The example is the hemp paper:

Hopf et al. (2025), "Adaptation of the process-based CSM-CROPGRO model to simulate the growth and development of industrial hemp for seed and fiber production."

Why this case study matters

It is a good teaching example because it combines:

  • a real publication
  • real observed data files
  • real genotype coefficients
  • a model family that required install metadata to be consistent
  • a workflow that can later inform work in other model frameworks

The four key experiment files

In the local reproduction workspace, the exact paper experiment files came from dssat-csm-data/Hemp:

  • UFCI2101.HMX
  • UFCI2201.HMX
  • UFJA2101.HMX
  • UFJA2201.HMX

Together they define the 15 Florida cases listed in the paper's experiment table.
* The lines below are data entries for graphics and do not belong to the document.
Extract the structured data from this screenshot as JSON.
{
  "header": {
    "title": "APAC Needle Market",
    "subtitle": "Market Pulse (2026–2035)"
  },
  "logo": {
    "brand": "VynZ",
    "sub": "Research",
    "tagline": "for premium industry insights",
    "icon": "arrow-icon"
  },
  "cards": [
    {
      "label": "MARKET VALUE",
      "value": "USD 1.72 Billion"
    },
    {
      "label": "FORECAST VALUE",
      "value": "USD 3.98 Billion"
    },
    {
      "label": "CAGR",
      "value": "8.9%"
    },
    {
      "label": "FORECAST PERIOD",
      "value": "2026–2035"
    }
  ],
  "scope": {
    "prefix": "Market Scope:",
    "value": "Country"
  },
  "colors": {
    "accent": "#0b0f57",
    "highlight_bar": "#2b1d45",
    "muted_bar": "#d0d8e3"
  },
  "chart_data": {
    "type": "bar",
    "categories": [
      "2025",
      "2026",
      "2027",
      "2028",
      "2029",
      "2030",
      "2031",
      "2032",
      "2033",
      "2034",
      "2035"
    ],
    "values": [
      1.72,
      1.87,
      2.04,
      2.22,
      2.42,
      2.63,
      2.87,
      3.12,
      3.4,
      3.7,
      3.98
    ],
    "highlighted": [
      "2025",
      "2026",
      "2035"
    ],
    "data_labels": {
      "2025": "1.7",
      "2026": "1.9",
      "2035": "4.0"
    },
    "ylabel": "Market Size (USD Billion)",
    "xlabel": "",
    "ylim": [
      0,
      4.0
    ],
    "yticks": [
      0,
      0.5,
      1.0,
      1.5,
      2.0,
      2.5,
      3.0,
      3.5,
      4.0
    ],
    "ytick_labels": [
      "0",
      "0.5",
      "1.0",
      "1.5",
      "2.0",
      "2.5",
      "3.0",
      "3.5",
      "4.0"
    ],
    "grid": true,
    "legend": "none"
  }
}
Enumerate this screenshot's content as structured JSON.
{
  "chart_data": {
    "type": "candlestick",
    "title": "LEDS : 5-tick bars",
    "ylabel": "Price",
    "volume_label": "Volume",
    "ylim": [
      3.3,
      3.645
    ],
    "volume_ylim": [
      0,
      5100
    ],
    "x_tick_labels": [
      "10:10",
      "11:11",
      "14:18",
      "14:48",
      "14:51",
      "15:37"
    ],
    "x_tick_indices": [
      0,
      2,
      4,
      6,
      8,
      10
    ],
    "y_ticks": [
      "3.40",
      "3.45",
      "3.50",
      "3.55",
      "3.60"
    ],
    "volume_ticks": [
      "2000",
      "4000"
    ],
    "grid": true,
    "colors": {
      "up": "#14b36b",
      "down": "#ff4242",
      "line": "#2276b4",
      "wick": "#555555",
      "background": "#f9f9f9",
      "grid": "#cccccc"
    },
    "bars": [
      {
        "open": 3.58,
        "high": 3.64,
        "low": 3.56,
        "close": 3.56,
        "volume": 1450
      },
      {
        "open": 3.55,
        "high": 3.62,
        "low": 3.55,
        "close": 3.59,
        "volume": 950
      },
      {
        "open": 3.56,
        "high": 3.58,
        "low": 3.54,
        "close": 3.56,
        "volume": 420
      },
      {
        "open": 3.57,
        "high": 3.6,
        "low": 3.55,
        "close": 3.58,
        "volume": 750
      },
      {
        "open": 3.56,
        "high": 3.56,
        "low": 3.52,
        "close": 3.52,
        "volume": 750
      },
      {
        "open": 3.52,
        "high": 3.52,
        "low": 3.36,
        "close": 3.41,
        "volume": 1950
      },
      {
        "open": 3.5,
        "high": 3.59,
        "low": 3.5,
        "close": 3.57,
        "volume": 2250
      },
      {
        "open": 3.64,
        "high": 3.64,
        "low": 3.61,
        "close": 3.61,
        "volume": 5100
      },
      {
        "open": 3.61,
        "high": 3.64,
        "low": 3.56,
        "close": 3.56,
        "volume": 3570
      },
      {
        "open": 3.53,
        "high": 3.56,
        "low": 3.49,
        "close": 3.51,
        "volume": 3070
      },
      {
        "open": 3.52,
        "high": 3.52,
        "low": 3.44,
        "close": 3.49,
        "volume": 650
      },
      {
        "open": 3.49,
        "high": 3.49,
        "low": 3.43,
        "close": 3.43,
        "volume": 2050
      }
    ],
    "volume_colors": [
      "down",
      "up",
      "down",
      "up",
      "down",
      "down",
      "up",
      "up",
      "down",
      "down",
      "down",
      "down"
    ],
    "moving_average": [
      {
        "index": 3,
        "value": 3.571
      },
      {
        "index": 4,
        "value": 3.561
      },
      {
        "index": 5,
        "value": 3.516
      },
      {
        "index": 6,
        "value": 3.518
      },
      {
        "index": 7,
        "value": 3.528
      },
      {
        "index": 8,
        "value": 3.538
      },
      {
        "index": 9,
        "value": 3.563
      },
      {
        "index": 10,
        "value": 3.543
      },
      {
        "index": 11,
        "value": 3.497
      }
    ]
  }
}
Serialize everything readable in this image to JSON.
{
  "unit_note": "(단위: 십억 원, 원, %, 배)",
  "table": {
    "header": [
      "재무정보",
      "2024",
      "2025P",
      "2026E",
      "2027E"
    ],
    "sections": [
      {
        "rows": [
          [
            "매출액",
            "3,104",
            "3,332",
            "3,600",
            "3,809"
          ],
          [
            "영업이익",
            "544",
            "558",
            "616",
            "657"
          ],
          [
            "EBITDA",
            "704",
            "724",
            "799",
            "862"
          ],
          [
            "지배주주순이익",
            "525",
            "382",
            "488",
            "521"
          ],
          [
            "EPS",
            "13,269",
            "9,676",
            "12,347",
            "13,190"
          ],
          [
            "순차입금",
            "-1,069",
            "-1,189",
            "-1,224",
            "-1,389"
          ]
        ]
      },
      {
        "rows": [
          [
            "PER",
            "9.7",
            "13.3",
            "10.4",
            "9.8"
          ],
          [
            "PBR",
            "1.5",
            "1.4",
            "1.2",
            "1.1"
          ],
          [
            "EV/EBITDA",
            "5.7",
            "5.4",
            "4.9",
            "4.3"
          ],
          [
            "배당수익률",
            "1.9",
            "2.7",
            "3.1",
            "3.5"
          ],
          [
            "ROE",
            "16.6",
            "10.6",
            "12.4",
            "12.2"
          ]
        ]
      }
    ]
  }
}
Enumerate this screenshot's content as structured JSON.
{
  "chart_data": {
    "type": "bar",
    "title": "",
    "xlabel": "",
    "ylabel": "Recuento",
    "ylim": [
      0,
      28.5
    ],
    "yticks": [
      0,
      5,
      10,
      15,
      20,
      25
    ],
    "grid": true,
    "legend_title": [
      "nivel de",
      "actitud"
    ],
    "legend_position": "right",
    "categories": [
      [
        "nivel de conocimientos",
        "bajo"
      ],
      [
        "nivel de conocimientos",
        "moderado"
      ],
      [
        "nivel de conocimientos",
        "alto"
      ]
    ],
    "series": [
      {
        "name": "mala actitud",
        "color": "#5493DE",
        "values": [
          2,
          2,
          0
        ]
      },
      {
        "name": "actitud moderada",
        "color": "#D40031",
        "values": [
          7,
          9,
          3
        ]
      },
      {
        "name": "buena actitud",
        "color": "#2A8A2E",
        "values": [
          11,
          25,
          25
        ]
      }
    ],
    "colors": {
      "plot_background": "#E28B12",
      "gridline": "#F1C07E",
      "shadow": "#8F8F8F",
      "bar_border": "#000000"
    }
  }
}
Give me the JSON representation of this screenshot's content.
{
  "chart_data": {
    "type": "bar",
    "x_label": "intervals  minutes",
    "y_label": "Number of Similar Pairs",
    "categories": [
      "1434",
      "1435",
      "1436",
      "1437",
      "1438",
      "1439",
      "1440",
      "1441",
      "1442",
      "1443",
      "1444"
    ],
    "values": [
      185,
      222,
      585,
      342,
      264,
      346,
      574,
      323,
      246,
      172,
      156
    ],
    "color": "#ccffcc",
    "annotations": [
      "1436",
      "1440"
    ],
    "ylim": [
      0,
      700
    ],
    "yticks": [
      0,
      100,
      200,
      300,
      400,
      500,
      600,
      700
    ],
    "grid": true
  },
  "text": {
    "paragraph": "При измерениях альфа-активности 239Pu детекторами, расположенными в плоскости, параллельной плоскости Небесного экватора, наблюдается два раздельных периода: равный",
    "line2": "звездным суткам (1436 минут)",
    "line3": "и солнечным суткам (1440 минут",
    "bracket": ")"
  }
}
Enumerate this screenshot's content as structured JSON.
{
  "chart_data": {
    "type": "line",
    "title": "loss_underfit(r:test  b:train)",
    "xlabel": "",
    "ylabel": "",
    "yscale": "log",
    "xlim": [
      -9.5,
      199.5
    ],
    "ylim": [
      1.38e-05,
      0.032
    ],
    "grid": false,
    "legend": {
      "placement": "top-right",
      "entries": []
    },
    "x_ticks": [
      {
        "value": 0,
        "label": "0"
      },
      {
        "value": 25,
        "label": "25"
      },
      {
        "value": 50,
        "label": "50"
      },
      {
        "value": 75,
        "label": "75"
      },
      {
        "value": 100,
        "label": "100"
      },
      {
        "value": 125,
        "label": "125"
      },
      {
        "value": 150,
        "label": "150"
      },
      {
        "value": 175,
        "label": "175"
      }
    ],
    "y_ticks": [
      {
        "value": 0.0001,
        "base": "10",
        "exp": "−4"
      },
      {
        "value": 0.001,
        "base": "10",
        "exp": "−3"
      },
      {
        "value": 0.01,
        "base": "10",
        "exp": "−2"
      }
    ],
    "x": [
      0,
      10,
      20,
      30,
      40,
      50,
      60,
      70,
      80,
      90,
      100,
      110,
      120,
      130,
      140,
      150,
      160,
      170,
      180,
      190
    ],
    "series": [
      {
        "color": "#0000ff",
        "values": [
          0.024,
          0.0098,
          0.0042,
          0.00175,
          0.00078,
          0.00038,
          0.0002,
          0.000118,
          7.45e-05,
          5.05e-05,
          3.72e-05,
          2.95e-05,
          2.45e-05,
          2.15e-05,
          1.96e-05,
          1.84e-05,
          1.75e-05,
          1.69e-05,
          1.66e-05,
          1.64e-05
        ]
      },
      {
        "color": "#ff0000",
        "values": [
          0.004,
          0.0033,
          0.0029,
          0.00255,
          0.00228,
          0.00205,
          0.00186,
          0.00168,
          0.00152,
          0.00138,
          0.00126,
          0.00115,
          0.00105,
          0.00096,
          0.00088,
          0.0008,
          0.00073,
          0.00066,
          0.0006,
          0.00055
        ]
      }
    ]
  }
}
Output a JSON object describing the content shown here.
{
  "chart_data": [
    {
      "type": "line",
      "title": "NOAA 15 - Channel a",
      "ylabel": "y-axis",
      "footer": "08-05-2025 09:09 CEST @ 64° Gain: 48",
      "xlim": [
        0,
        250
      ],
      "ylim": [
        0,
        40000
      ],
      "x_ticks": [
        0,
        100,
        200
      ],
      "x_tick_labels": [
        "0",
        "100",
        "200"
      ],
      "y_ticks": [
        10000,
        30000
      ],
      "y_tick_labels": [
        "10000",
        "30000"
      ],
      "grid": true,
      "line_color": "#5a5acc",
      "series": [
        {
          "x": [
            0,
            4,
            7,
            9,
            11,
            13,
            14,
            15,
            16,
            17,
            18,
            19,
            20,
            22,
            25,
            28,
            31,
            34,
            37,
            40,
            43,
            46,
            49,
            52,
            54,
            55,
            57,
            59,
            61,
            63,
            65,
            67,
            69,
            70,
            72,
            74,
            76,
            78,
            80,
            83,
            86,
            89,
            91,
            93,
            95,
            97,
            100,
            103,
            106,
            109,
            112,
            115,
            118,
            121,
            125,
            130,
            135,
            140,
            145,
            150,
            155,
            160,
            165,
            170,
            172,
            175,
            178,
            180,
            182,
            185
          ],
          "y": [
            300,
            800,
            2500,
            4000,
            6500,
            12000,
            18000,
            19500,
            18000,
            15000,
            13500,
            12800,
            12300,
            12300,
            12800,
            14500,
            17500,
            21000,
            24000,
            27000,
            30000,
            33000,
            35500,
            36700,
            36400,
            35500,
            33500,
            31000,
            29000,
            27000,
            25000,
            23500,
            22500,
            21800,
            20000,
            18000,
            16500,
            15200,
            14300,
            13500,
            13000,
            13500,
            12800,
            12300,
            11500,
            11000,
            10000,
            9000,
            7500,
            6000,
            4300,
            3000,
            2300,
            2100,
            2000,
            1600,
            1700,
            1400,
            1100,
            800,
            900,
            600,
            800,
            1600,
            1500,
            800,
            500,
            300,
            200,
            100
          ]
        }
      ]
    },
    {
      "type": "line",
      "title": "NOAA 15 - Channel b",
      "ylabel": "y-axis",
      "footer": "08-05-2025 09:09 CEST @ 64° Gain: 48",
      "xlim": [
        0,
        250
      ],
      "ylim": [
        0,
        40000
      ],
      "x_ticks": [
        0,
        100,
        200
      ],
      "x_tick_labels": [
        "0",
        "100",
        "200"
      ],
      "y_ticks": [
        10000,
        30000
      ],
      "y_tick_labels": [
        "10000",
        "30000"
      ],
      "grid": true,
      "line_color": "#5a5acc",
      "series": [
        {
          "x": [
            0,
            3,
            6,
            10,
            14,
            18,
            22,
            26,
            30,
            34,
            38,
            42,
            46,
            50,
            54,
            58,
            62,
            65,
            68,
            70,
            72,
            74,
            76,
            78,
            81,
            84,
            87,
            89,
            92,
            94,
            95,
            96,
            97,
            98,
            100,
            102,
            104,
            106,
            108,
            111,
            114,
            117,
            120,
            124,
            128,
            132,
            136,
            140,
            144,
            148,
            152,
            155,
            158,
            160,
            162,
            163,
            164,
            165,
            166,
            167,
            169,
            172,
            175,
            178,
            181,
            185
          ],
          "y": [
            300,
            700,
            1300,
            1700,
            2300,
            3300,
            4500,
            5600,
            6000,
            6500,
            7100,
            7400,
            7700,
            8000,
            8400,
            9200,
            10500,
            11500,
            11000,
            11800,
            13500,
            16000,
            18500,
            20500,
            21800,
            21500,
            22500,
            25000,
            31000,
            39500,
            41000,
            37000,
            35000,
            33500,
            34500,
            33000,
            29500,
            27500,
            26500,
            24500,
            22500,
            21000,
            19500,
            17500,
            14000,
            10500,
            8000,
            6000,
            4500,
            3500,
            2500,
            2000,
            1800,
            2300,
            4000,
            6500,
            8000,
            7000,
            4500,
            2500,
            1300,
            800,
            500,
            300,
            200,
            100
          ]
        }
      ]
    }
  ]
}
The matching observation files

Each experiment also had:

  • a time-course observation file
  • an anthesis or summary observation file

For hemp these appeared as:

  • .HMT
  • .HMA

That is exactly the kind of structure the wrapper's observation-reading logic needs to support if it is going to help with paper reproduction.

Why the observation-path fix mattered

Originally, the new wrapper could read observations only from the installed DSSAT crop folder.

That was not enough for this paper workflow, because the exact paper experiment files and observations lived in an external project directory.

The wrapper was updated so that observation files can be found relative to the project_file directory when needed.

That small technical change is a good example of how real case studies improve general wrapper design.

First-pass reproduction logic

The reproduction workflow does this:

  1. define the 15 paper cases explicitly
  2. run each case through DSSAT_omniwrapper()
  3. read the matching observations
  4. join simulated and observed values on date
  5. compute first-pass metrics such as d and RMSE
  6. compare observed and simulated flowering dates

What the first pass can and cannot claim

It can claim:

  • the paper experiments rerun successfully
  • the observed and simulated data can be aligned reproducibly
  • the resulting performance metrics are strong enough to justify deeper analysis

It should not yet claim:

  • that every published metric has been matched exactly
  • that every figure in the paper has been rebuilt identically
  • that every aggregation choice used by the authors has already been reproduced

That distinction is part of good scientific communication.

Why this case study belongs in the book

Because it shows the difference between:

  • building a wrapper in theory
  • building one that survives contact with a real publication workflow

That is the level of evidence that helps a community trust a tool.